I couldn’t help her. I am not that kind of lawyer. But the story haunted me and left me with the following truth: everyone I have ever met is broken. The damage ranges from functional to debilitating, but the manifestations are inescapable. And, no matter how hard we try to mask our pain, no one is immune.
I know a guy. Can’t say anything about him because he is easily identified (and reads this blog). I would literally offer an arm to have any aspect of his life. I cannot identify a single flaw in his existence. Yet, he is the most miserable man I have ever met. If I didn’t know better, I would assume he is suicidal. Impossible. But, true.
Yet, I meet people every day who are blind to their own reality. They are happy. You would think these people have gratifying lives. They must be insane. Or delusional. I literally hate them. Don’t they know what I know?
Think I am crazy? Consider this. Last year, 36,000 people sent angry letters to The Gap. Their beef? They did not like the new Gap logo. These are people whose lives are so complete, so focused, that the font of a Gap advertisement inspires enough hostility to justify an actual letter of protest. I wish this was my biggest problem.
Next. The Iphone5 is out. Tens of thousands of people (read: losers) stood on line for two days for the privilege of buying a device that offers marginally better service than a 1990-style flip phone. If you watched the news, you saw people celebrate their luck in spending $200 (and 48 hours) for the honor of getting a cell phone that helps prevent too much face-to-face interaction with other human beings. Celebrate? You’d think they won the lottery and could retire in style. I wouldn’t be that happy if I was appointed to the Supreme Court.

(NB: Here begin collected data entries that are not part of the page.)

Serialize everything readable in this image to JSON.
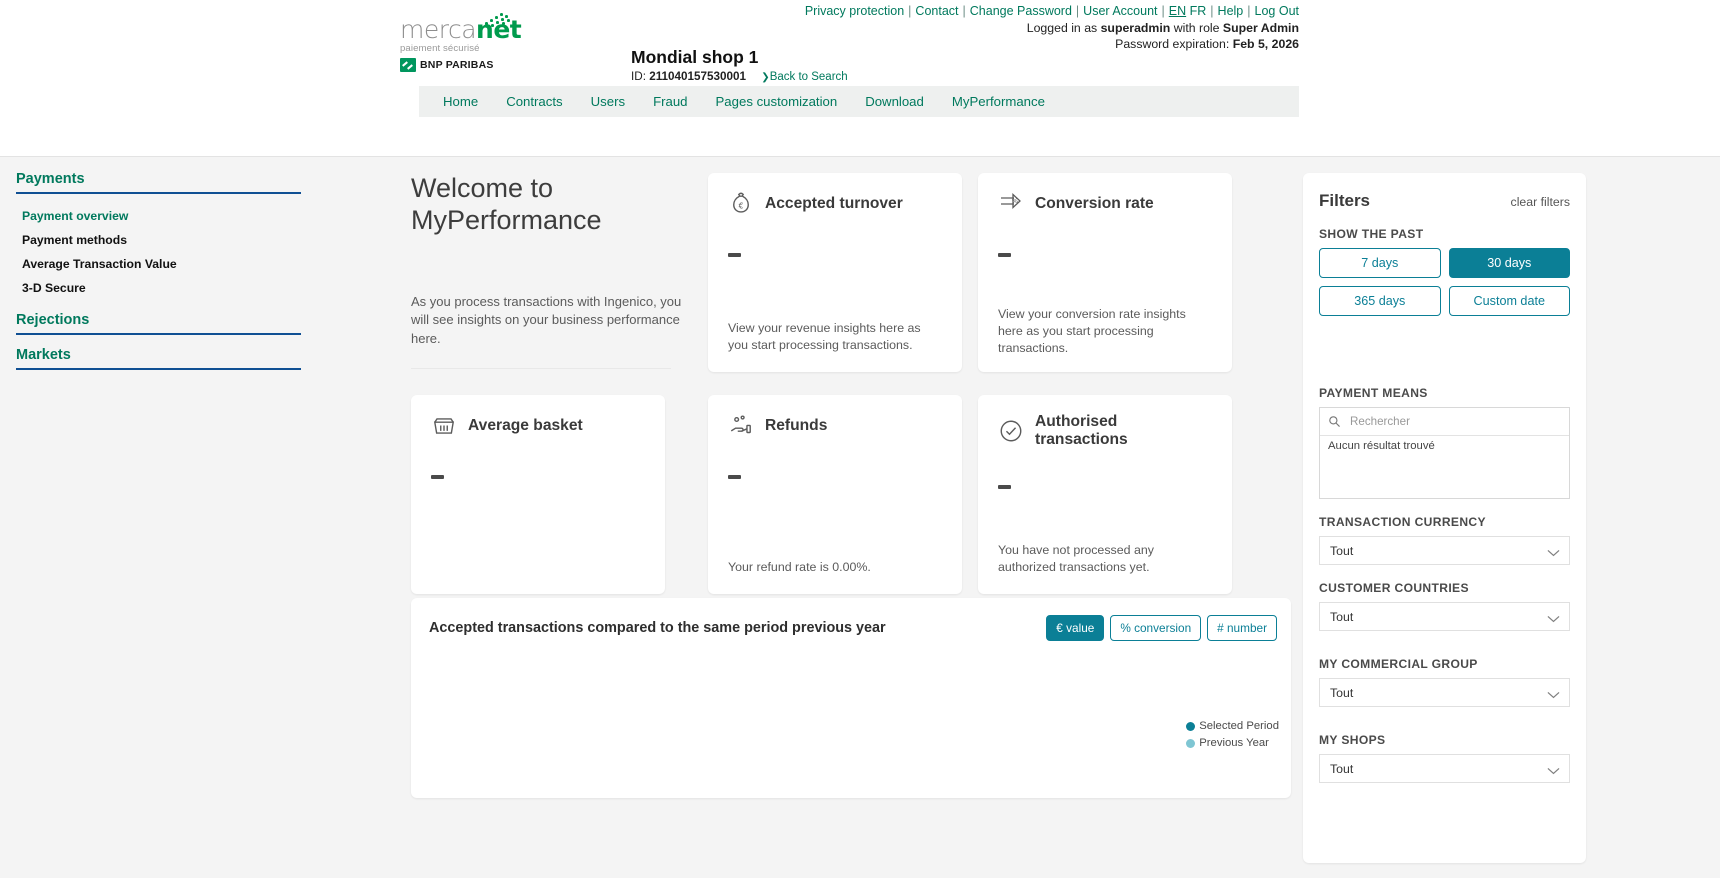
{
  "header": {
    "util_links": [
      "Privacy protection",
      "Contact",
      "Change Password",
      "User Account"
    ],
    "lang_en": "EN",
    "lang_fr": "FR",
    "help": "Help",
    "logout": "Log Out",
    "logged_in_prefix": "Logged in as ",
    "username": "superadmin",
    "role_prefix": " with role ",
    "role": "Super Admin",
    "password_expiration_label": "Password expiration: ",
    "password_expiration_value": "Feb 5, 2026",
    "logo_word_1": "merca",
    "logo_word_2": "net",
    "logo_tagline": "paiement sécurisé",
    "bank": "BNP PARIBAS",
    "shop_title": "Mondial shop 1",
    "shop_id_label": "ID: ",
    "shop_id_value": "211040157530001",
    "back_to_search": "Back to Search"
  },
  "nav": {
    "items": [
      "Home",
      "Contracts",
      "Users",
      "Fraud",
      "Pages customization",
      "Download",
      "MyPerformance"
    ]
  },
  "sidebar": {
    "groups": [
      {
        "title": "Payments",
        "items": [
          "Payment overview",
          "Payment methods",
          "Average Transaction Value",
          "3-D Secure"
        ]
      },
      {
        "title": "Rejections",
        "items": []
      },
      {
        "title": "Markets",
        "items": []
      }
    ]
  },
  "welcome": {
    "title_line1": "Welcome to",
    "title_line2": "MyPerformance",
    "body": "As you process transactions with Ingenico, you will see insights on your business performance here."
  },
  "kpis": [
    {
      "icon": "money-bag-icon",
      "title": "Accepted turnover",
      "value": "–",
      "note": "View your revenue insights here as you start processing transactions."
    },
    {
      "icon": "conversion-arrow-icon",
      "title": "Conversion rate",
      "value": "–",
      "note": "View your conversion rate insights here as you start processing transactions."
    },
    {
      "icon": "basket-icon",
      "title": "Average basket",
      "value": "–",
      "note": ""
    },
    {
      "icon": "refund-hand-icon",
      "title": "Refunds",
      "value": "–",
      "note": "Your refund rate is 0.00%."
    },
    {
      "icon": "check-circle-icon",
      "title": "Authorised transactions",
      "value": "–",
      "note": "You have not processed any authorized transactions yet."
    }
  ],
  "chart_card": {
    "title": "Accepted transactions compared to the same period previous year",
    "toggles": [
      {
        "label": "€ value",
        "active": true
      },
      {
        "label": "% conversion",
        "active": false
      },
      {
        "label": "# number",
        "active": false
      }
    ]
  },
  "chart_data": {
    "type": "bar",
    "title": "Accepted transactions compared to the same period previous year",
    "categories": [],
    "series": [
      {
        "name": "Selected Period",
        "values": [],
        "color": "#0b7f96"
      },
      {
        "name": "Previous Year",
        "values": [],
        "color": "#7fc6d3"
      }
    ],
    "xlabel": "",
    "ylabel": "",
    "legend_position": "bottom-right",
    "grid": false,
    "note": "No data plotted — chart area is empty"
  },
  "filters": {
    "title": "Filters",
    "clear": "clear filters",
    "show_past_label": "SHOW THE PAST",
    "range_buttons": [
      {
        "label": "7 days",
        "active": false
      },
      {
        "label": "30 days",
        "active": true
      },
      {
        "label": "365 days",
        "active": false
      },
      {
        "label": "Custom date",
        "active": false
      }
    ],
    "payment_means_label": "PAYMENT MEANS",
    "search_placeholder": "Rechercher",
    "search_value": "",
    "no_result": "Aucun résultat trouvé",
    "selects": [
      {
        "label": "TRANSACTION CURRENCY",
        "value": "Tout"
      },
      {
        "label": "CUSTOMER COUNTRIES",
        "value": "Tout"
      },
      {
        "label": "MY COMMERCIAL GROUP",
        "value": "Tout"
      },
      {
        "label": "MY SHOPS",
        "value": "Tout"
      }
    ]
  },
  "colors": {
    "brand_green": "#00795d",
    "accent_teal": "#0b7f96",
    "accent_teal_light": "#7fc6d3",
    "page_bg": "#f4f4f4",
    "nav_bg": "#eef0ef"
  }
}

The delusional nature of humanity is enough to push me over an edge that I have straddled all year. Until yesterday. A man came to see me. His brother was his financial advisor and stole his entire retirement fund. He doesn’t want his brother to go to jail, and faced with a choice, prefers to let him get away with the fraud than risk prosecution. But, all things being equal, would like his money back. This man, describing a pain that I could not comprehend, had a smile on his face the entire meeting. “It’s only money,” he said. He was looking at another ten years of indescribable pain. But wanted to make sure I understood that he was happy. Loves his wife and kids. Would figure it out, one way or the other.

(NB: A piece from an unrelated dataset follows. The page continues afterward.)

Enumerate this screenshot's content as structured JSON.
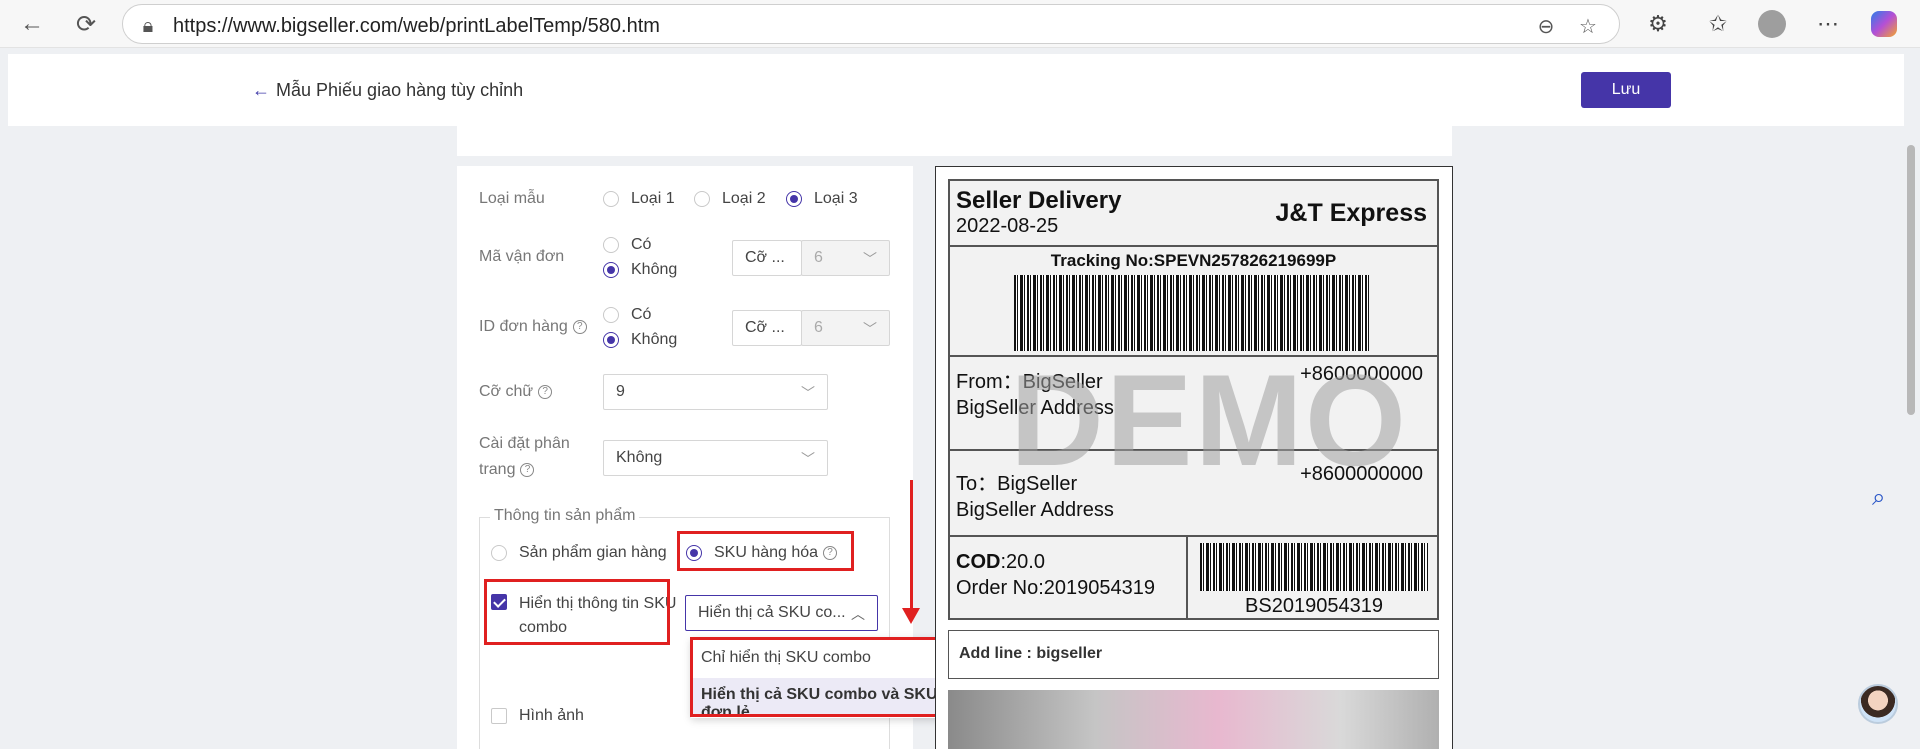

It comes down to this: life is hard. For everyone. It never gets better and cannot be solved. Happiness can be found hiding in the margins. Those who accept the burden, and seek fulfillment in the foundations of their relationships, are happy. Those who expect more, will always be disappointed and sentenced to a lifetime of insulting waiters, complaining about Gap logos, and criticizing their spouses. It is a lifetime of misery that can breathe freely only with the release of a new cell-phone or the purchase of a new pair of shoes. It is ephemeral. Meaningless.
I have a lot to be happy about. I have much more to worry about. Here is what I learned in the last two weeks. Happiness is not a scorecard that can be reduced to a mathematical formula. It is an outlook. A perspective. A state of mind, and nothing more. I won’t lie to my quarter-million readers; I am stressed. I think if you knew what I was going through you would forgive my impatience. But, I am happy. Not with what I want or expect, but with what I have. It’s not nearly what I deserve but it is enough.